Muitos líderes europeus têm enchido a boca a dizer que estão dispostos a fazer tudo o que seja necessário para defender o euro. A sério?
Uma das medidas mais obviamente necessárias para defender e preservar a médio prazo o euro é a criação de um verdadeiro orçamento federal, muitíssimo superior ao actual, que representa pouco mais de 1% do PIB comunitário.
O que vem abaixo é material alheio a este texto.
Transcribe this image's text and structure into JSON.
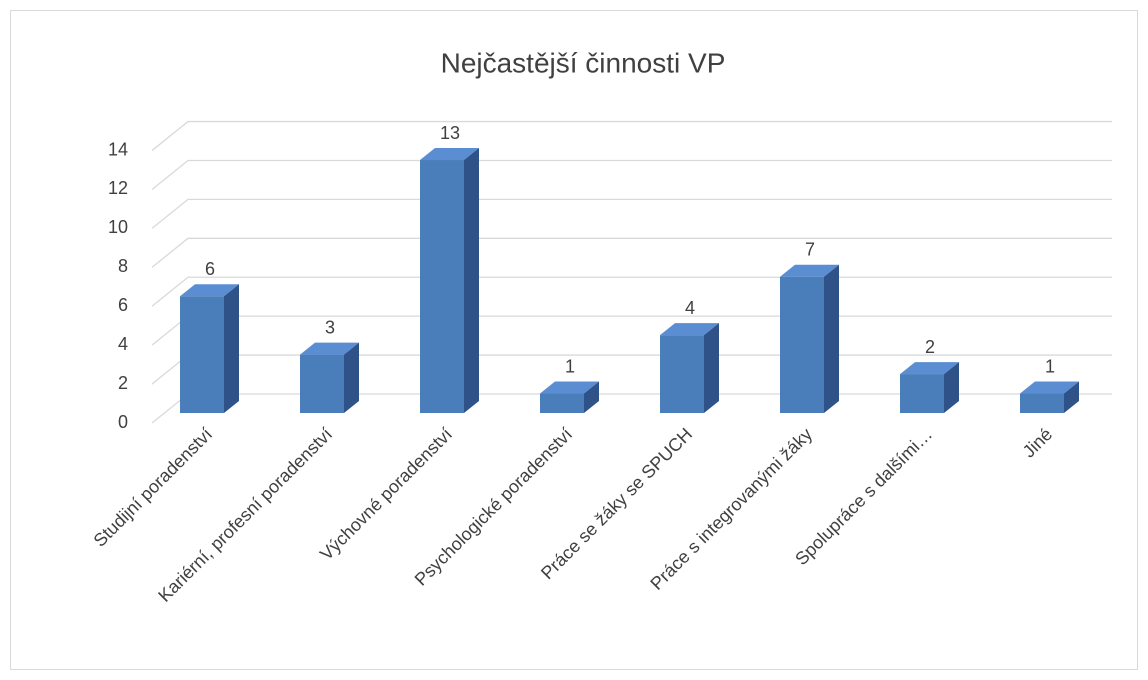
{
  "chart_data": {
    "type": "bar3d",
    "title": "Nejčastější činnosti VP",
    "categories": [
      "Studijní poradenství",
      "Kariérní, profesní poradenství",
      "Výchovné poradenství",
      "Psychologické poradenství",
      "Práce se žáky se SPUCH",
      "Práce s integrovanými žáky",
      "Spolupráce s dalšími…",
      "Jiné"
    ],
    "values": [
      6,
      3,
      13,
      1,
      4,
      7,
      2,
      1
    ],
    "color": "#4a7ebb",
    "ylim": [
      0,
      14
    ],
    "yticks": [
      0,
      2,
      4,
      6,
      8,
      10,
      12,
      14
    ],
    "grid": true
  }
}
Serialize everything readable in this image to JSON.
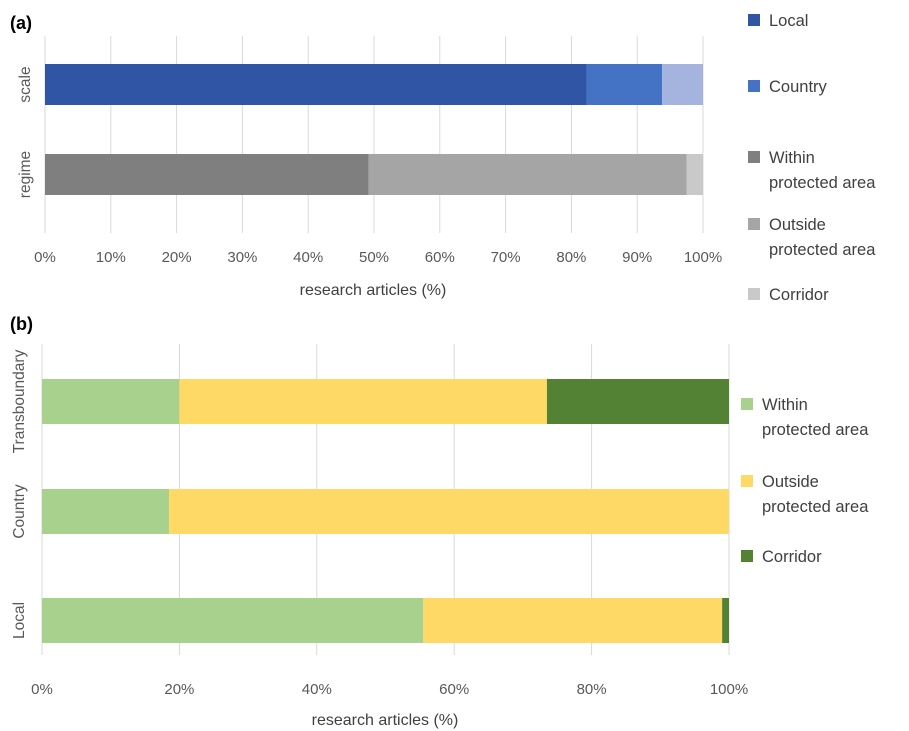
{
  "chart_data": [
    {
      "panel_label": "(a)",
      "type": "bar",
      "orientation": "horizontal",
      "stacked": "percent",
      "xlabel": "research articles (%)",
      "ylabel": "",
      "xlim": [
        0,
        100
      ],
      "x_ticks": [
        "0%",
        "10%",
        "20%",
        "30%",
        "40%",
        "50%",
        "60%",
        "70%",
        "80%",
        "90%",
        "100%"
      ],
      "grid": true,
      "legend_position": "right",
      "categories": [
        "scale",
        "regime"
      ],
      "groups": [
        {
          "category": "scale",
          "series": [
            {
              "name": "Local",
              "value": 82.3,
              "color": "#2f55a4"
            },
            {
              "name": "Country",
              "value": 11.5,
              "color": "#4472c4"
            },
            {
              "name": "",
              "value": 6.2,
              "color": "#a5b4de"
            }
          ]
        },
        {
          "category": "regime",
          "series": [
            {
              "name": "Within\nprotected area",
              "value": 49.2,
              "color": "#7f7f7f"
            },
            {
              "name": "Outside\nprotected area",
              "value": 48.3,
              "color": "#a5a5a5"
            },
            {
              "name": "Corridor",
              "value": 2.5,
              "color": "#c9c9c9"
            }
          ]
        }
      ],
      "legend": [
        {
          "lines": [
            "Local"
          ],
          "color": "#2f55a4"
        },
        {
          "lines": [
            "Country"
          ],
          "color": "#4472c4"
        },
        {
          "lines": [
            "Within",
            "protected area"
          ],
          "color": "#7f7f7f"
        },
        {
          "lines": [
            "Outside",
            "protected area"
          ],
          "color": "#a5a5a5"
        },
        {
          "lines": [
            "Corridor"
          ],
          "color": "#c9c9c9"
        }
      ]
    },
    {
      "panel_label": "(b)",
      "type": "bar",
      "orientation": "horizontal",
      "stacked": "percent",
      "xlabel": "research articles (%)",
      "ylabel": "",
      "xlim": [
        0,
        100
      ],
      "x_ticks": [
        "0%",
        "20%",
        "40%",
        "60%",
        "80%",
        "100%"
      ],
      "grid": true,
      "legend_position": "right",
      "categories": [
        "Transboundary",
        "Country",
        "Local"
      ],
      "series": [
        {
          "name": "Within protected area",
          "values": [
            20,
            18.5,
            55.5
          ],
          "color": "#a9d18e"
        },
        {
          "name": "Outside protected area",
          "values": [
            53.5,
            81.5,
            43.5
          ],
          "color": "#ffd966"
        },
        {
          "name": "Corridor",
          "values": [
            26.5,
            0,
            1
          ],
          "color": "#548235"
        }
      ],
      "legend": [
        {
          "lines": [
            "Within",
            "protected area"
          ],
          "color": "#a9d18e"
        },
        {
          "lines": [
            "Outside",
            "protected area"
          ],
          "color": "#ffd966"
        },
        {
          "lines": [
            "Corridor"
          ],
          "color": "#548235"
        }
      ]
    }
  ]
}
Pelo contrário, a intenção dos países contribuintes (Reino Unido, França, Alemanha, Holanda e Finlândia) é de o congelar até 2020!
Outra medida, menos estruturante, mas que dá mais tempo aos países para resolverem os seus problemas, com menos pressão orçamental, é a criação de obrigações europeias. “Pois, mas isso nem pensar!”.
Sugiro uma terceira medida, que não tenho ideia de ter sido proposta até agora: a criação de um Fundo Europeu de Garantia dos Depósitos.
Se um banco sedeado na Califórnia estiver em risco de falir, ninguém esperará que o Estado da Califórnia venha em seu socorro, o banco irá à falência e os depositantes desse banco serão compensados pelo fundo de garantia federal (Federal Deposit Insurance Corporation), criado em 1934.
Na zona do euro, houve inclusive pressão europeia para ser o Estado irlandês a salvar os bancos aí sedeados, colocando as suas contas públicas em tal risco que se viu forçado, de novo sob pressão dos seus pares, a recorrer ao Fundo Europeu de Estabilidade Financeira e ao FMI.
A criação de um fundo europeu de garantia dos depósitos poderia trazer inúmeras vantagens, desde logo o de tornar o eventual salvamento de bancos um assunto europeu e não nacional, diluindo algum contágio entre o sector financeiro e a dívida soberana, um dos problemas detectados por Reinhart & Rogoff.
Este fundo europeu constituir-se-ia pela agregação dos fundos nacionais já existentes, com uma uniformização de regras e, mais importante, maior exigência. É evidente que as contribuições para o fundo deveriam ser função não só dos rácios de capital dos bancos, mas também da sua liquidez. Os investimentos financeiros de longo prazo, que se permite que não sejam avaliados pelas cotações de mercado, teriam que passar a ser avaliados considerando pelo menos parte das perdas potenciais. Não é possível continuar a fingir que activos com perdas sustentadas de 20% nas cotações possam continuar a ser avaliados como se estivesse tudo bem, ainda por cima quando representam uma percentagem significativa dos capitais próprios dos bancos.
É evidente que os testes de resistência dos bancos teriam que passar a ser muito mais exigentes e os próprios resultados destes testes deveriam influenciar as contribuições dos diferentes bancos para este fundo de garantia dos depósitos.
Na verdade, um fundo europeu de garantia de depósitos levaria a uma avaliação muito mais rigorosa dos riscos dos bancos, podendo servir para aumentar a transparência no sector e revitalizar o mercado monetário.
Simplificando um pouco, os países com mais problemas de dívida pública são os países com défices externos, enquanto os países com superavits externos, ou seja, com excesso de poupança, são os que mais compraram aquela dívida pública em risco, sobretudo através dos seus bancos.
Ou seja, a Alemanha e a França são dos países com mais problemas no sector bancário, o que os poderia aproximar da solução descrita acima. Esta parece ser mesmo uma das soluções sistémicas para a zona do euro a que a Alemanha menos se deve opor. A não ser que a ideia de sair do euro já esteja a ficar tão enraizada, que os alemães já não se queiram envolver em nada de que deverão sair em breve.
Esta medida teria três vantagens. Em primeiro lugar, afastaria mais o cenário de uma crise bancária se traduzir numa crise de dívida soberana, diminuindo a probabilidade do efeito dominó, que ameaça a zona do euro. Será importante referir que os dois países na linha da frente para cair estão com problemas bancários: os bancos portugueses estão sem acesso a liquidez no mercado desde Abril do ano passado e os bancos espanhóis estão com problemas de solvência, devido ao rebentamento da bolha imobiliária.
Em segundo lugar, seria um teste à determinação dos líderes europeus em tomar medidas importantes que possam servir mesmo para defender o euro.
Em terceiro lugar, num cenário de desmoronamento do euro (que eu considero o mais provável) permitiria transferir parte dos custos de reestruturação da dívida bancária para o nível europeu, aliviando quer os bancos, quer os países afectados.